Belarus — Attractions
Although Minsk was turned to rubble in WWII, the city is gradually finding its cultural roots once more, with an array of museums, ballet and opera gradually being rebuilt. The National Museum of Belarusian History and Culture and the National Arts Museum are well worth a visit, while outside the capital, trips to the Chagall Museum and Dudutki make for great daytime attractions.
One of the most visited attractions in Belarus; Brest Fortress is perhaps the most impressive Soviet WWII memorial in the region. The enormous fortress, constructed between 1838 and 1842, has been the site of many significant moments in eastern European history. In 1941, the city was taken by surprise by German troops; however, the two regiments bunking at the fort managed to valiantly hold back the invasion, withstanding 500 cannons and 600 bombs. The fortress now acts as a memorial to this amazing feat and encompasses a museum which exhibits the brave actions of the Belarusian regiments. It is also home to the historic White Palace, where, in 1918, the infamous Treaty of Brest-Litovsk marking Russia’s departure from WWI was signed.
Dudutki Open Air Museum
Located on the outskirts of the sleepy village of Dudutki, this open-air museum provides insight into life in 19th century Belarus. A great day trip from Minsk, the facility exhibits authentic crafts, including pottery, carpentry, and handicrafts, in addition to traditional baking techniques. Homemade potato pancakes, sausages, and dumplings are available to sample and purchase at reasonable prices. Lush gardens surround the area and there is a functioning windmill which is worth a visit.
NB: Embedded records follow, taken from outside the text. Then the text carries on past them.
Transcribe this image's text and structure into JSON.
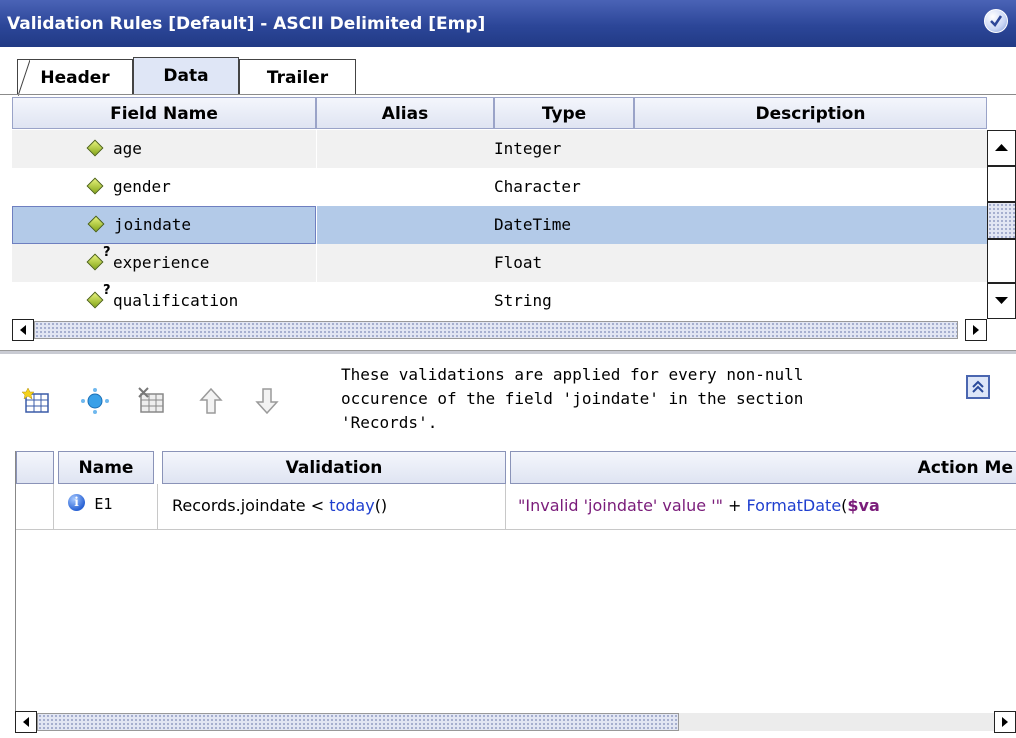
{
  "window": {
    "title": "Validation Rules [Default] - ASCII Delimited [Emp]"
  },
  "tabs": [
    {
      "label": "Header",
      "active": false
    },
    {
      "label": "Data",
      "active": true
    },
    {
      "label": "Trailer",
      "active": false
    }
  ],
  "fields_grid": {
    "columns": [
      "Field Name",
      "Alias",
      "Type",
      "Description"
    ],
    "rows": [
      {
        "name": "age",
        "alias": "",
        "type": "Integer",
        "description": "",
        "optional": false
      },
      {
        "name": "gender",
        "alias": "",
        "type": "Character",
        "description": "",
        "optional": false
      },
      {
        "name": "joindate",
        "alias": "",
        "type": "DateTime",
        "description": "",
        "optional": false,
        "selected": true
      },
      {
        "name": "experience",
        "alias": "",
        "type": "Float",
        "description": "",
        "optional": true
      },
      {
        "name": "qualification",
        "alias": "",
        "type": "String",
        "description": "",
        "optional": true
      }
    ],
    "optional_mark": "?"
  },
  "toolbar": {
    "icons": [
      "new-validation-icon",
      "add-rule-icon",
      "delete-validation-icon",
      "move-up-icon",
      "move-down-icon"
    ],
    "message_lines": [
      "These validations are applied for every non-null",
      "occurence of the field 'joindate' in the section",
      "'Records'."
    ]
  },
  "validations_grid": {
    "columns": [
      "",
      "Name",
      "Validation",
      "Action Me"
    ],
    "rows": [
      {
        "icon": "info-icon",
        "name": "E1",
        "validation_expr": "Records.joindate",
        "validation_op": " < ",
        "validation_func": "today",
        "validation_paren": "()",
        "action_str": "\"Invalid 'joindate' value '\"",
        "action_plus": " + ",
        "action_func": "FormatDate",
        "action_open": "(",
        "action_var": "$va"
      }
    ]
  },
  "colors": {
    "title_bar": "#2c4698",
    "selected_row": "#b3cae8",
    "keyword": "#1f3fcf",
    "string": "#7a1c7a"
  }
}
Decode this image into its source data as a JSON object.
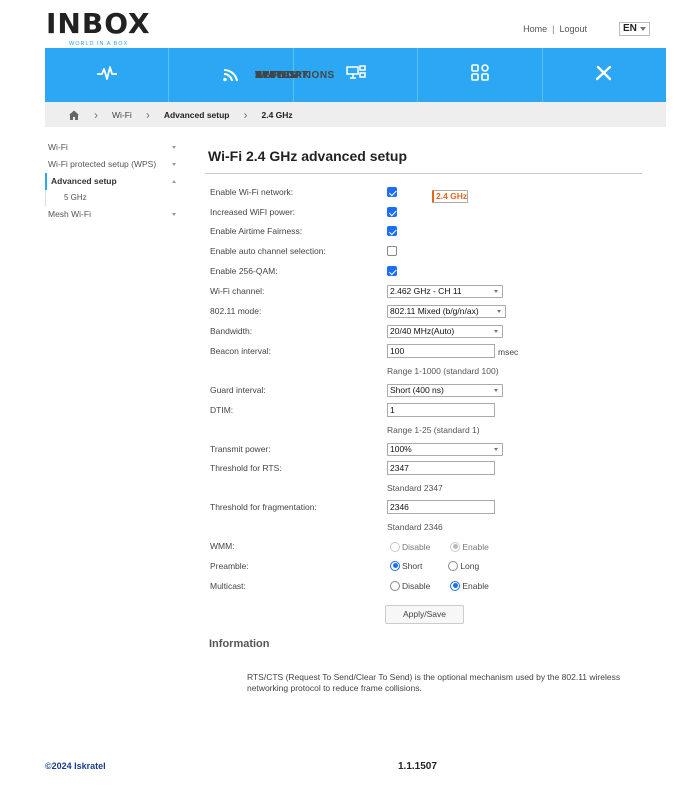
{
  "brand": {
    "logo_text": "INBOX",
    "tagline": "WORLD IN A BOX"
  },
  "toplinks": {
    "home": "Home",
    "separator": "|",
    "logout": "Logout",
    "language": "EN"
  },
  "nav": [
    {
      "label": "STATUS",
      "icon": "pulse-icon"
    },
    {
      "label": "WI-FI",
      "icon": "wifi-icon"
    },
    {
      "label": "NETWORK",
      "icon": "network-icon"
    },
    {
      "label": "APPLICATIONS",
      "icon": "apps-icon"
    },
    {
      "label": "SYSTEM",
      "icon": "tools-icon"
    }
  ],
  "breadcrumb": {
    "items": [
      "Wi-Fi",
      "Advanced setup",
      "2.4 GHz"
    ]
  },
  "sidebar": {
    "items": [
      {
        "label": "Wi-Fi"
      },
      {
        "label": "Wi-Fi protected setup (WPS)"
      },
      {
        "label": "Advanced setup"
      },
      {
        "label": "2.4 GHz"
      },
      {
        "label": "5 GHz"
      },
      {
        "label": "Mesh Wi-Fi"
      }
    ]
  },
  "page": {
    "title": "Wi-Fi 2.4 GHz advanced setup"
  },
  "form": {
    "enable_wifi": {
      "label": "Enable Wi-Fi network:",
      "checked": true
    },
    "increased_power": {
      "label": "Increased WiFI power:",
      "checked": true
    },
    "airtime_fairness": {
      "label": "Enable Airtime Fairness:",
      "checked": true
    },
    "auto_channel": {
      "label": "Enable auto channel selection:",
      "checked": false
    },
    "qam256": {
      "label": "Enable 256-QAM:",
      "checked": true
    },
    "channel": {
      "label": "Wi-Fi channel:",
      "value": "2.462 GHz - CH 11"
    },
    "mode": {
      "label": "802.11 mode:",
      "value": "802.11 Mixed (b/g/n/ax)"
    },
    "bandwidth": {
      "label": "Bandwidth:",
      "value": "20/40 MHz(Auto)"
    },
    "beacon": {
      "label": "Beacon interval:",
      "value": "100",
      "unit": "msec",
      "hint": "Range 1-1000 (standard 100)"
    },
    "guard": {
      "label": "Guard interval:",
      "value": "Short (400 ns)"
    },
    "dtim": {
      "label": "DTIM:",
      "value": "1",
      "hint": "Range 1-25 (standard 1)"
    },
    "tx_power": {
      "label": "Transmit power:",
      "value": "100%"
    },
    "rts": {
      "label": "Threshold for RTS:",
      "value": "2347",
      "hint": "Standard 2347"
    },
    "frag": {
      "label": "Threshold for fragmentation:",
      "value": "2346",
      "hint": "Standard 2346"
    },
    "wmm": {
      "label": "WMM:",
      "opt1": "Disable",
      "opt2": "Enable",
      "selected": "Enable",
      "disabled": true
    },
    "preamble": {
      "label": "Preamble:",
      "opt1": "Short",
      "opt2": "Long",
      "selected": "Short"
    },
    "multicast": {
      "label": "Multicast:",
      "opt1": "Disable",
      "opt2": "Enable",
      "selected": "Enable"
    },
    "apply_label": "Apply/Save"
  },
  "info": {
    "heading": "Information",
    "text": "RTS/CTS (Request To Send/Clear To Send) is the optional mechanism used by the 802.11 wireless networking protocol to reduce frame collisions."
  },
  "footer": {
    "copyright": "©2024 Iskratel",
    "version": "1.1.1507"
  },
  "colors": {
    "accent": "#2ba7f4",
    "selected": "#e8661c",
    "check": "#1d6ef5",
    "footer_link": "#1b3d8f"
  }
}
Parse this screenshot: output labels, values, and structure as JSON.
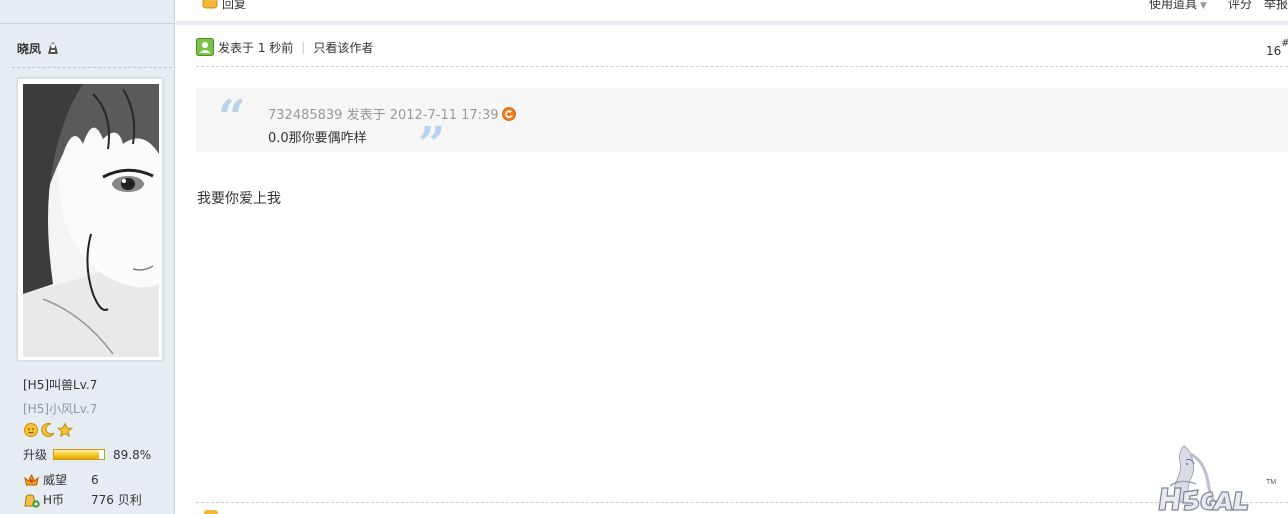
{
  "topbar": {
    "reply_label": "回复",
    "tools_label": "使用道具",
    "rate_label": "评分",
    "report_label": "举报"
  },
  "user": {
    "name": "晓凤",
    "rank_primary": "[H5]叫兽Lv.7",
    "rank_secondary": "[H5]小风Lv.7",
    "level_label": "升级",
    "level_progress_pct": 89.8,
    "level_progress_text": "89.8%",
    "stats": [
      {
        "name": "威望",
        "value": "6",
        "icon": "crown-icon"
      },
      {
        "name": "H币",
        "value": "776 贝利",
        "icon": "coin-bag-icon"
      }
    ],
    "badge_icons": [
      "sun-icon",
      "moon-icon",
      "star-icon"
    ]
  },
  "post": {
    "posted_at": "发表于 1 秒前",
    "only_author_label": "只看该作者",
    "floor_number": "16",
    "floor_mark": "#",
    "quote": {
      "author_meta": "732485839 发表于 2012-7-11 17:39",
      "text": "0.0那你要偶咋样"
    },
    "body": "我要你爱上我"
  },
  "colors": {
    "sidebar_bg": "#e5edf2",
    "quote_bg": "#f6f6f6",
    "quote_mark": "#b9d3ea",
    "progress_fill": "#f5c418"
  }
}
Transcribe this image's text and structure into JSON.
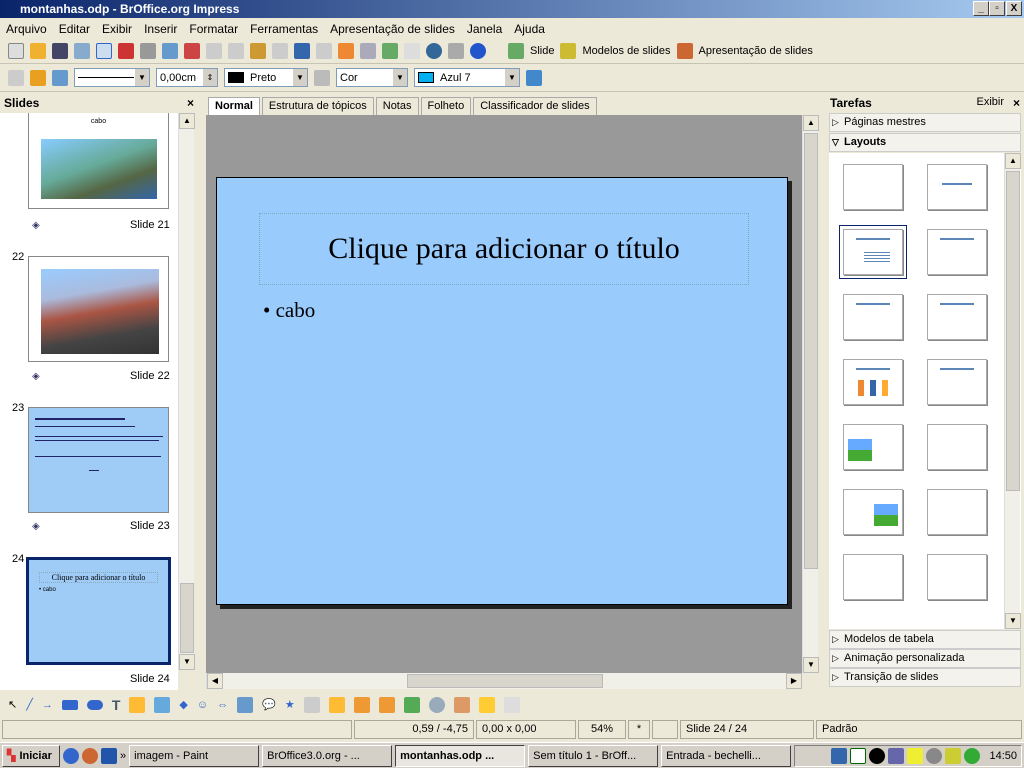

A nearby field offers horseback riding lessons.
Address: Dudutki, south of Minsk
St Efrasinnia Monastery
Founded in 1125 by the country’s first saint, St Efrasinnia Monastery is situated in Polatsk. St Efrasinnia was the first female to be canonized by the Orthodox Church and she established the city’s premier library and the convent. One of the region’s most exquisite examples of 12th century religious architecture, the quaint, yet impressive, monastery houses the remains of its creator in a glass coffin, as well as a variety of supposedly miracle-performing relics. Religious services at the place of worship started again in 1990 and today, more than 90 female monks live and work here.
Address: vul Efrosini, Polotskoi
One of the most significant names in 20th century art, Marc Chagall is probably the most iconic Belarusian in modern history. Part of the surrealist movement, Chagall is celebrated in this impressive museum, which is home to more than 300 original pieces of work, dotted lithographs, and a handful of replicas. Set in a charming park, the museum is located in the city of Vitsebsk.
Address: vul Punta 2, Vitsebsk
The pseudo-old town area of Traetskae Prodmeste was rebuilt after the WWII destruction of Minsk to reflect the style and atmosphere of the Belarusian capital in the 17th and 18th centuries. The plaza’s name translates to “Trinity Suburb,” and the square is one of the most popular tourist attractions in the city, drawing visitors and their cameras throughout the year. There is a pleasant collection of cozy cafés, restaurants, and bars in which to spend a lazy afternoon watching life pass by.
Address: North of Svislach River, Minsk
Catholic Farny Cathedral
One of the country’s most architecturally impressive religious buildings, the Catholic Farny Cathedral is situated in Hrodna. The beautifully ornate altar within the complex leads to an epic altarpiece decorated with sculpted saints. Construction began in the late 1600’s and continued throughout the 18th century, as a number of renowned designers contributed to the evolving cathedral. Although the Soviet regime tore down many of the region’s places of worship, this impressive construction was left untouched.
Address: Plaza Savetskaja, Hrodna
Museum of the Great Patriotic War
Established in 1944, the Museum of the Great Patriotic War was the first WWII museum to open while fighting was still ongoing. It was relocated to its current spot in 1966 and most of the exhibits are made up of wartime photographs reflecting the bravery and horror of the conflict on Belarusian soil. Above the building, a symbolic sign reads: The Feats of Mankind Will Live on for Centuries.